With the cooler months fast approaching and indoor dining in many of America’s big cities still a pipedream, Chicago, where such permission was granted and then rescinded as COVID cases rose, is looking towards design to help prolong outdoor dining.
Obviously, thanks to the brutal temperatures and heavy lake-effect snow the city experiences, that’s easier said than done.
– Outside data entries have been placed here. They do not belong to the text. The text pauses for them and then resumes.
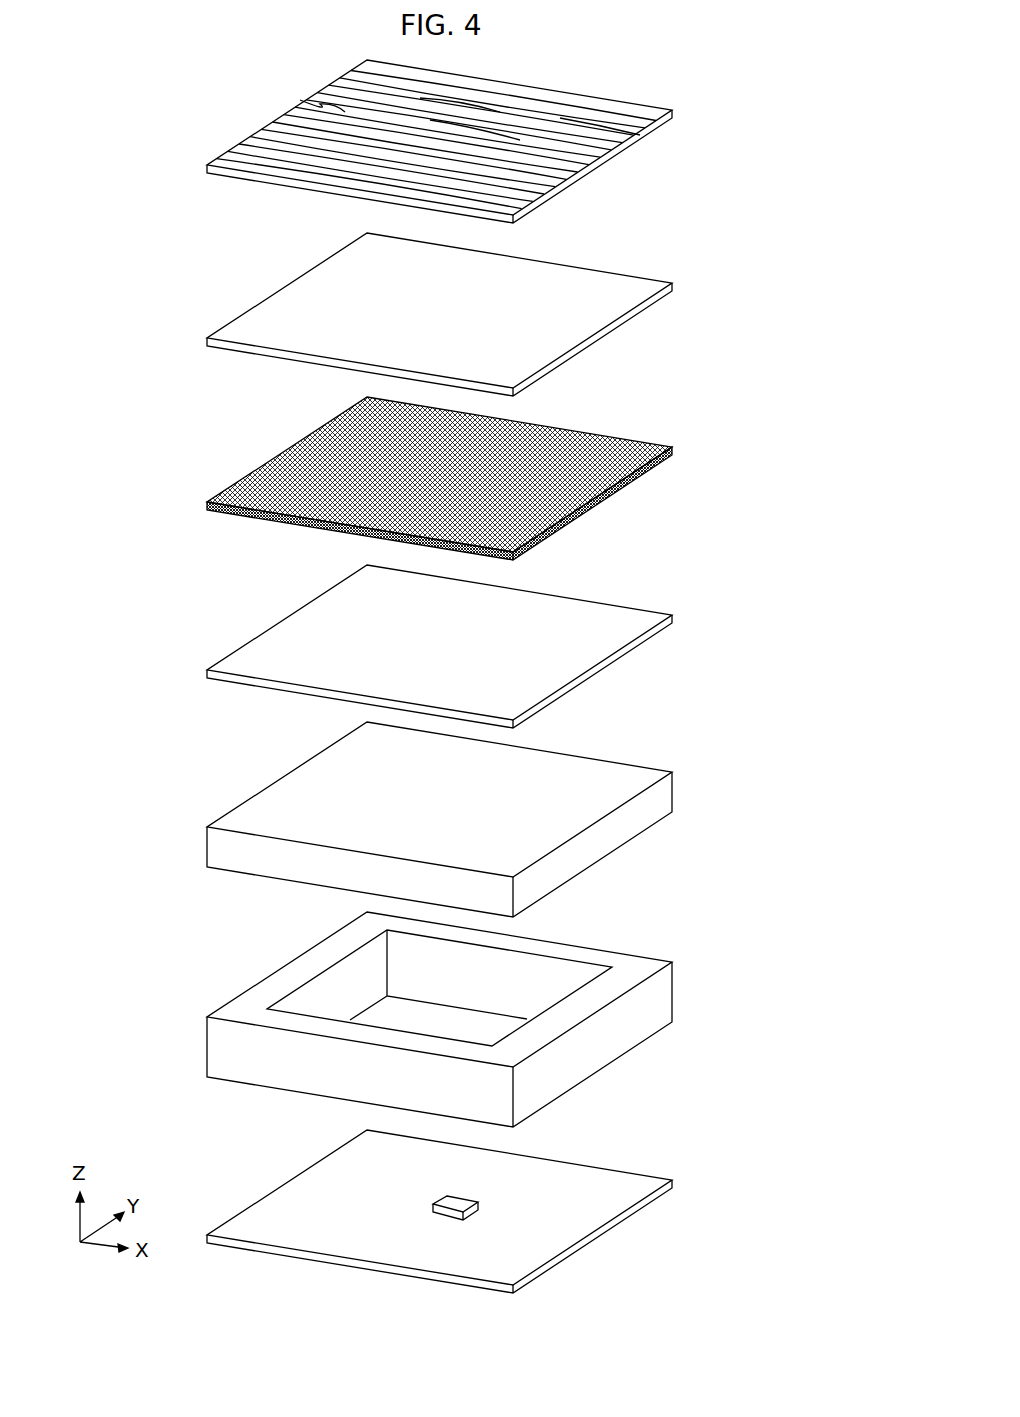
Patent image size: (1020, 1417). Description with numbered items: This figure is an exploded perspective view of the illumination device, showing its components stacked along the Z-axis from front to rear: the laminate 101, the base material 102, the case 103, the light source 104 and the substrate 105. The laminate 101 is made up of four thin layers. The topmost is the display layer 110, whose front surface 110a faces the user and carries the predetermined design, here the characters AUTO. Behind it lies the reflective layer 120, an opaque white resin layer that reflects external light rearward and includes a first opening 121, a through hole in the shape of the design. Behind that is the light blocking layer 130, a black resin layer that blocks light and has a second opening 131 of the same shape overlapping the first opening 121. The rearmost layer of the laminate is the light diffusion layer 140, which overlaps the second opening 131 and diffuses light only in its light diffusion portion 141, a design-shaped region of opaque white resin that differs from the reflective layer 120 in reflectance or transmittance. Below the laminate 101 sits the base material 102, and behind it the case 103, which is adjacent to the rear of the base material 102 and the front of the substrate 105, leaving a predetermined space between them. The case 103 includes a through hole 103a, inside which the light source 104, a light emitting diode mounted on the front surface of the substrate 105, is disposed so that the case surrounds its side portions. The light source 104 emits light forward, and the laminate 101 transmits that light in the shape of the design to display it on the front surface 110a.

The laminate 101 is at (728, 597).
The display layer 110 is at (470, 140).
The front surface 110a is at (578, 110).
The reflective layer 120 is at (470, 314).
The first opening 121 is at (508, 314).
The light blocking layer 130 is at (470, 478).
The second opening 131 is at (512, 472).
The light diffusion layer 140 is at (470, 646).
The light diffusion portion 141 is at (507, 650).
The base material 102 is at (655, 772).
The case 103 is at (470, 1014).
The through hole 103a is at (567, 958).
The light source 104 is at (465, 1200).
The substrate 105 is at (470, 1211).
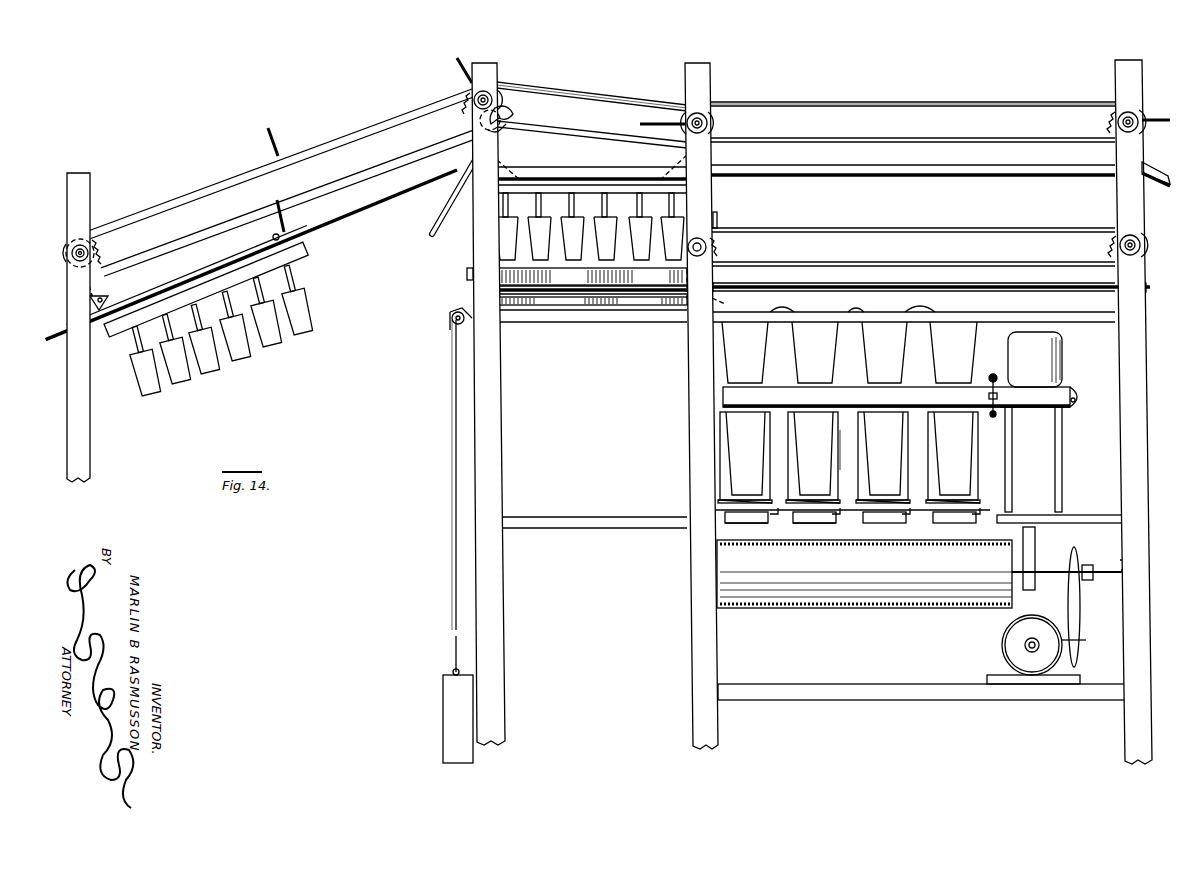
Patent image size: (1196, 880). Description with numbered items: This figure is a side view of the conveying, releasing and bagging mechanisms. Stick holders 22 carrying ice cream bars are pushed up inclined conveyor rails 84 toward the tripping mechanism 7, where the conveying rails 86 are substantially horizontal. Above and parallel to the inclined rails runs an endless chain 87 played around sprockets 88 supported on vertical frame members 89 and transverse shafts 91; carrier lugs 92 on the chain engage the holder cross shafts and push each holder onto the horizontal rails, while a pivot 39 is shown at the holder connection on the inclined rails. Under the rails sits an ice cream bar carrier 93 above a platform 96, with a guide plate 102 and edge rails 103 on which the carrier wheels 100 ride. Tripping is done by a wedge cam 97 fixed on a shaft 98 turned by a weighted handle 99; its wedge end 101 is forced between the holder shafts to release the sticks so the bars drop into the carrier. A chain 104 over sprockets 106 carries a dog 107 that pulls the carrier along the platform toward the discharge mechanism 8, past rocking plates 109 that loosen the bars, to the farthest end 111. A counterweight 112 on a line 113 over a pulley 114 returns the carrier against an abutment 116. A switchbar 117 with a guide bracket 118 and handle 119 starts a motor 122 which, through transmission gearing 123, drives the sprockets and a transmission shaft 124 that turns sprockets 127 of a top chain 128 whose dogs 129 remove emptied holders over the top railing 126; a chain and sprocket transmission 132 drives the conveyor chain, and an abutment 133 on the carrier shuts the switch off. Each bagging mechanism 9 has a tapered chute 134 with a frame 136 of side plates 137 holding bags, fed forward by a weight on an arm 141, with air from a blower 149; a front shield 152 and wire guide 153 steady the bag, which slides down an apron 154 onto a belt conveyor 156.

The tripping mechanism 7 is at (545, 86).
The discharge mechanism 8 is at (977, 92).
The bagging mechanism 9 is at (714, 440).
The stick holder 22 is at (305, 254).
The pivot 39 is at (272, 236).
The inclined conveyor rails 84 is at (180, 285).
The horizontal rails 86 is at (578, 170).
The endless chain 87 is at (228, 178).
The sprockets 88 is at (98, 247).
The vertical frame members 89 is at (84, 184).
The transverse shafts 91 is at (66, 262).
The carrier lugs 92 is at (457, 66).
The ice cream bar carrier 93 is at (555, 312).
The platform 96 is at (634, 323).
The wedge cam 97 is at (512, 121).
The shaft 98 is at (478, 143).
The handle 99 is at (432, 232).
The wheels 100 is at (482, 275).
The wedge end 101 is at (506, 129).
The guide plate 102 is at (860, 311).
The rails 103 is at (480, 290).
The chain 104 is at (955, 230).
The sprockets 106 is at (714, 246).
The dog 107 is at (722, 215).
The rocking plate 109 is at (790, 310).
The farthest end 111 is at (1146, 288).
The counterweight 112 is at (445, 720).
The line 113 is at (451, 575).
The pulley 114 is at (449, 320).
The abutment 116 is at (466, 268).
The switchbar 117 is at (882, 288).
The guide bracket 118 is at (714, 284).
The handle 119 is at (678, 312).
The motor 122 is at (1004, 641).
The transmission gearing 123 is at (1078, 622).
The transmission shaft 124 is at (1136, 462).
The top railing 126 is at (1070, 166).
The sprockets 127 is at (712, 123).
The top chain 128 is at (912, 106).
The dogs 129 is at (655, 122).
The chain and sprocket transmission 132 is at (608, 98).
The abutment 133 is at (733, 303).
The chute 134 is at (760, 384).
The frame 136 is at (830, 524).
The side plates 137 is at (854, 458).
The arm 141 is at (893, 402).
The motor driven blower 149 is at (1063, 367).
The front shield 152 is at (757, 455).
The wire guide 153 is at (930, 515).
The inclined apron 154 is at (755, 524).
The belt conveyor 156 is at (853, 542).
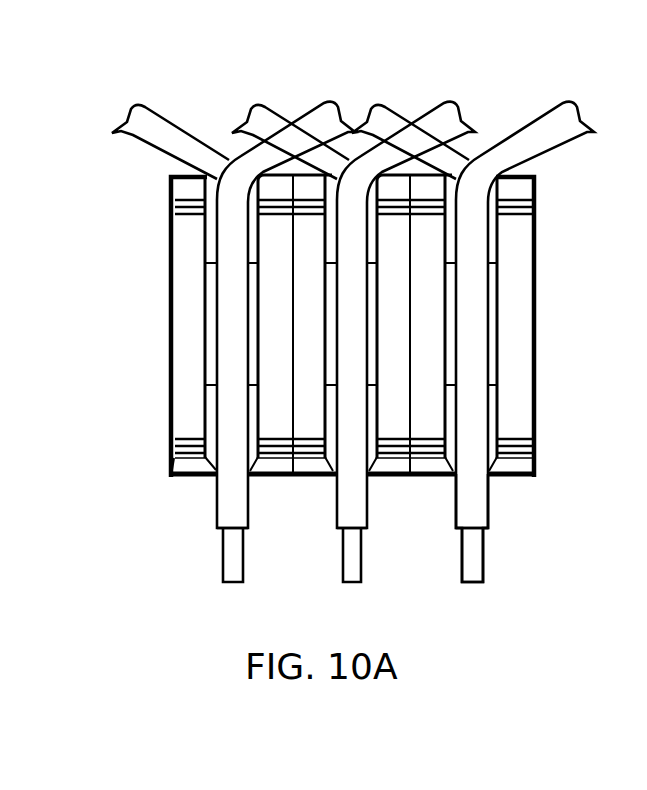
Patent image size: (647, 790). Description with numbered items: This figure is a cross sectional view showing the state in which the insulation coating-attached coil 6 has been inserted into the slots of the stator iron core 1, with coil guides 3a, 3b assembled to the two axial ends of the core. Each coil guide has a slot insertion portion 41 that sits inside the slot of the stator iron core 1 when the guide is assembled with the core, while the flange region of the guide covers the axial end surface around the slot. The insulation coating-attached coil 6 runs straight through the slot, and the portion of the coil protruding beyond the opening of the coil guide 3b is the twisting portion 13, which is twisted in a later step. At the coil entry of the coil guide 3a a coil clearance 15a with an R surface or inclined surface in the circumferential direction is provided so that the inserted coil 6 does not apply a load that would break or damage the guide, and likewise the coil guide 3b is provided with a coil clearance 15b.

The stator iron core 1 is at (531, 312).
The coil guide 3a is at (518, 188).
The coil guide 3b is at (517, 458).
The insulation coating-attached coil 6 is at (150, 142).
The twisting portion 13 is at (217, 483).
The coil clearance 15a is at (176, 218).
The coil clearance 15b is at (498, 475).
The slot insertion portion 41 is at (503, 395).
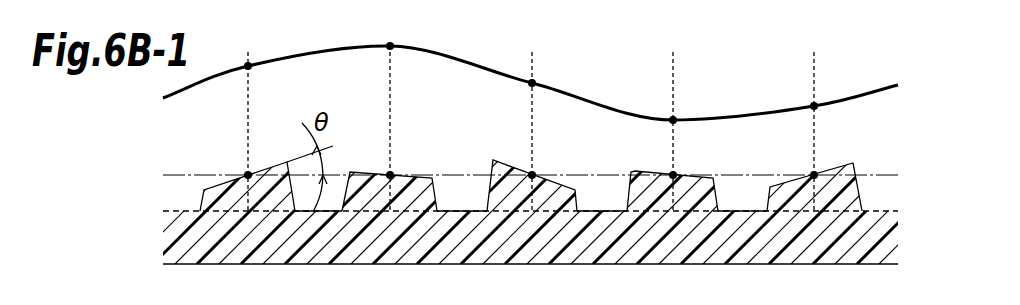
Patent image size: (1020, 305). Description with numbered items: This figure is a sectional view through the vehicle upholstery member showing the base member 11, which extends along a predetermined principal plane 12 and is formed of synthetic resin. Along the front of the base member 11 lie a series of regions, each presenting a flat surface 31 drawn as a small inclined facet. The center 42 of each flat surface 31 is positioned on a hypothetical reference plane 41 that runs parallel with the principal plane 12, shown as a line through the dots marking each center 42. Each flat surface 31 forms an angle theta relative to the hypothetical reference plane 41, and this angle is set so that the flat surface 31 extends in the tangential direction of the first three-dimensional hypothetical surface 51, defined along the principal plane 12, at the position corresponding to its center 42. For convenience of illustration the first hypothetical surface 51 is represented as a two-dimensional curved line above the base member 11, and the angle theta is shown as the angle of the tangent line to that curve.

The base member 11 is at (150, 243).
The principal plane 12 is at (827, 264).
The flat surface 31 is at (217, 183).
The hypothetical reference plane 41 is at (455, 173).
The center 42 is at (244, 173).
The first three-dimensional hypothetical surface 51 is at (713, 118).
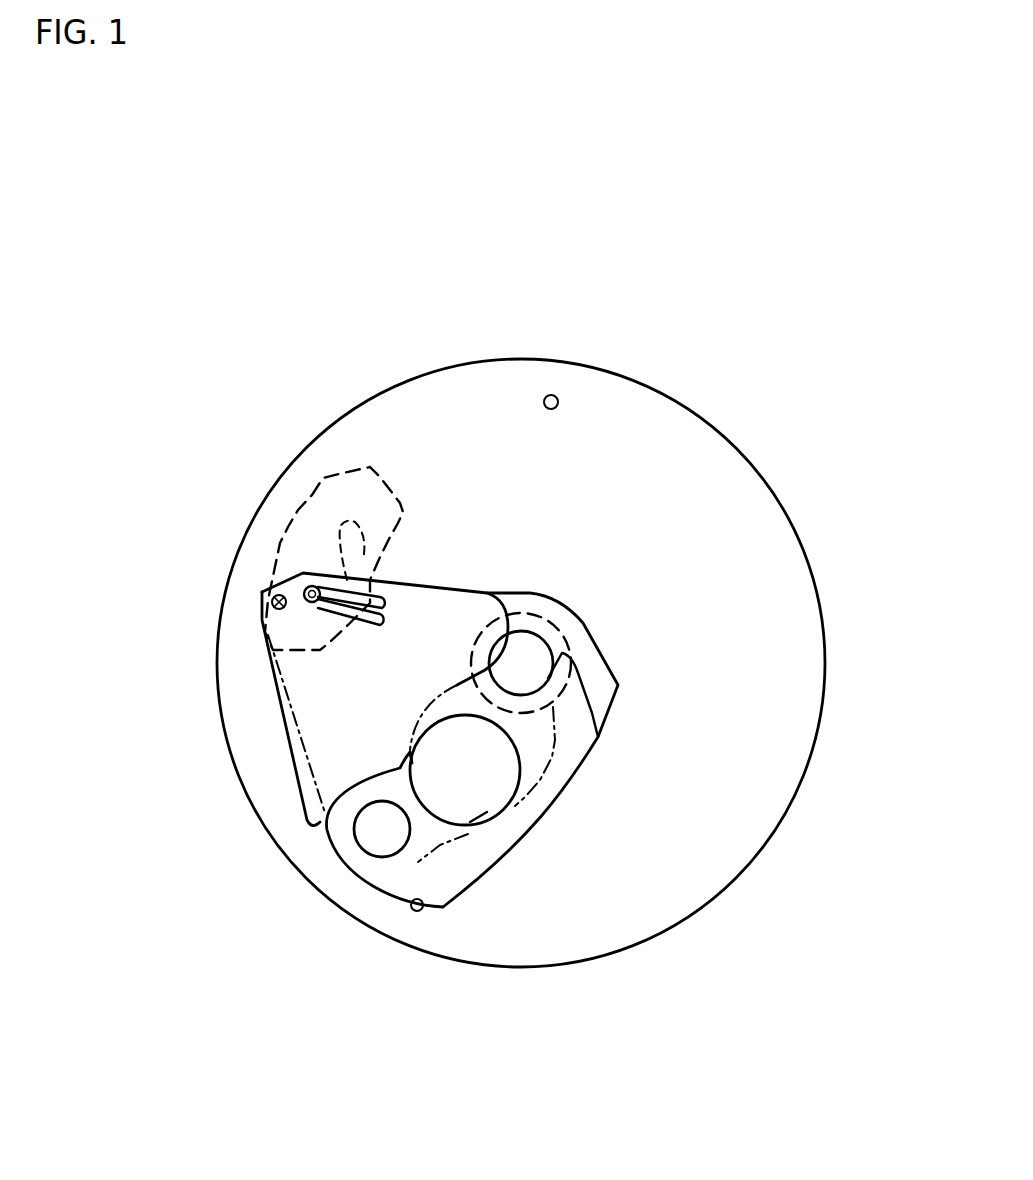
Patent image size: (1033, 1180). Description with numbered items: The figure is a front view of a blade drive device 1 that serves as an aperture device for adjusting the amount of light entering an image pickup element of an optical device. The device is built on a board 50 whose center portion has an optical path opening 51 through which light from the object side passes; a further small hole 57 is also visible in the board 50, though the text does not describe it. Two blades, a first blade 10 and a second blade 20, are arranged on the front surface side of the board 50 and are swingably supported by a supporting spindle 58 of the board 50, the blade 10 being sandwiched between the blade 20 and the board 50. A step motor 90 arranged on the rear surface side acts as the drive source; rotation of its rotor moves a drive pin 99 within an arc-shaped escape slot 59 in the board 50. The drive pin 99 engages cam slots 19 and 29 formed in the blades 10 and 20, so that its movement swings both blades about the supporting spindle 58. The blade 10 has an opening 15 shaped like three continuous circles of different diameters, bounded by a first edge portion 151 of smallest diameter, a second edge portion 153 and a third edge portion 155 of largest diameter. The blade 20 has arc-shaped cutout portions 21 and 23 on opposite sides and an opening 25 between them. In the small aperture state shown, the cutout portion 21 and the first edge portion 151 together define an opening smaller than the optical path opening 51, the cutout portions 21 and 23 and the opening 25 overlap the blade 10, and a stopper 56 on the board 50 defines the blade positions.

The blade drive device 1 is at (297, 273).
The blade 10 is at (610, 715).
The opening 15 is at (532, 740).
The first edge portion 151 is at (536, 646).
The second edge portion 153 is at (403, 817).
The third edge portion 155 is at (525, 780).
The cam slot 19 is at (377, 603).
The blade 20 is at (287, 732).
The cutout portion 21 is at (521, 697).
The cutout portion 23 is at (355, 830).
The opening 25 is at (465, 773).
The cam slot 29 is at (383, 615).
The board 50 is at (773, 490).
The optical path opening 51 is at (535, 627).
The stopper 56 is at (415, 910).
The hole 57 is at (552, 394).
The supporting spindle 58 is at (272, 600).
The escape slot 59 is at (340, 530).
The step motor 90 is at (327, 477).
The drive pin 99 is at (307, 588).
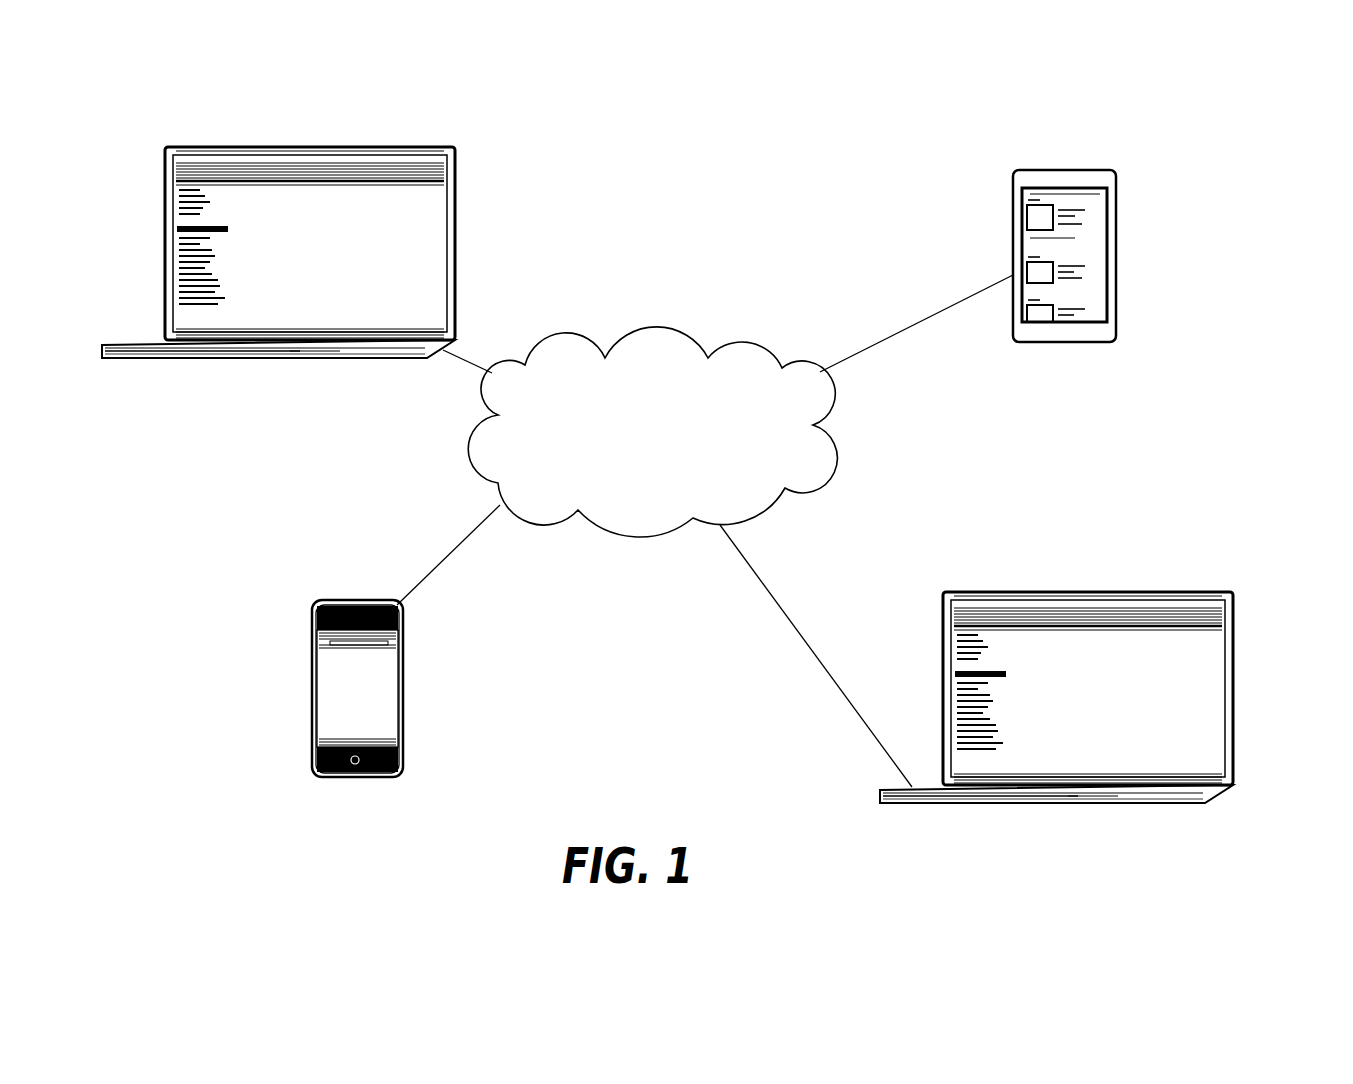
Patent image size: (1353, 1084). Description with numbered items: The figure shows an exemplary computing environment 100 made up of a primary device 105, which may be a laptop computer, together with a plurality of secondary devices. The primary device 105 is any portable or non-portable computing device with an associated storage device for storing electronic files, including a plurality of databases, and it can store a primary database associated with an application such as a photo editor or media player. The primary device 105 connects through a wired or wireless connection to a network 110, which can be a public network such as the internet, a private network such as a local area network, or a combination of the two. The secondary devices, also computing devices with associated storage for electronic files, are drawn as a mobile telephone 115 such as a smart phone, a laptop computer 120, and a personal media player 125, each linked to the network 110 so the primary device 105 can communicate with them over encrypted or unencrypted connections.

The computing environment 100 is at (648, 192).
The primary device 105 is at (165, 187).
The network 110 is at (692, 333).
The mobile telephone 115 is at (312, 660).
The laptop computer 120 is at (1230, 622).
The personal media player 125 is at (1117, 183).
Recognizing the inherent challenges, Mayor Lori Lightfoot announced the Winter Dining Challenge on August 25, in partnership with “innovation platform” OpenIDEO. Each of the three winners will walk away with $5,000.
“Chicago winters have a reputation,” tweeted Mayor Lightfoot. “We’re asking Chicagoans to share their ideas for innovative winter outdoor dining solutions that adhere to COVID-19 protocols so we can support our favorite local restaurants while keeping Chicagoans healthy.”
According to the competition website, entrants have until 11:30 PM PT, September 7, to submit their ideas for keeping both restaurant and bar customers and staff safe and comfortable during the city’s colder months.
After that, through September 28, a jury will evaluate the submissions based on feasibility (with an eye towards mass implementation in October), accessibility, health considerations, material and installation costs, inclusivity, climate comfort, sustainability, and flexibility.
Winners will be announced sometime after September 29, although no firm dates have been given at the time of writing. Other than the cash prize, the three winners will be given the chance to scale up their ideas with support from the BMO Harris Bank.
The idea isn’t a novel one; in July, Baltimore revealed the winners of its Design for Distancing initiative, which sought to create guidelines for businesses looking to move operations outdoors to prevent the spread of COVID. And in New York, the outdoor dining design scene is flourishing as studios continue to step up and design easily deployable kit-of-parts to help restaurants survive. Of course, while sipping a frose outside with friends (at a responsible distance) is fine in the summer, it remains to be what form the winterized versions of these booths will look like—or if the designs gleaned can be replicated in other snowy, windy cities.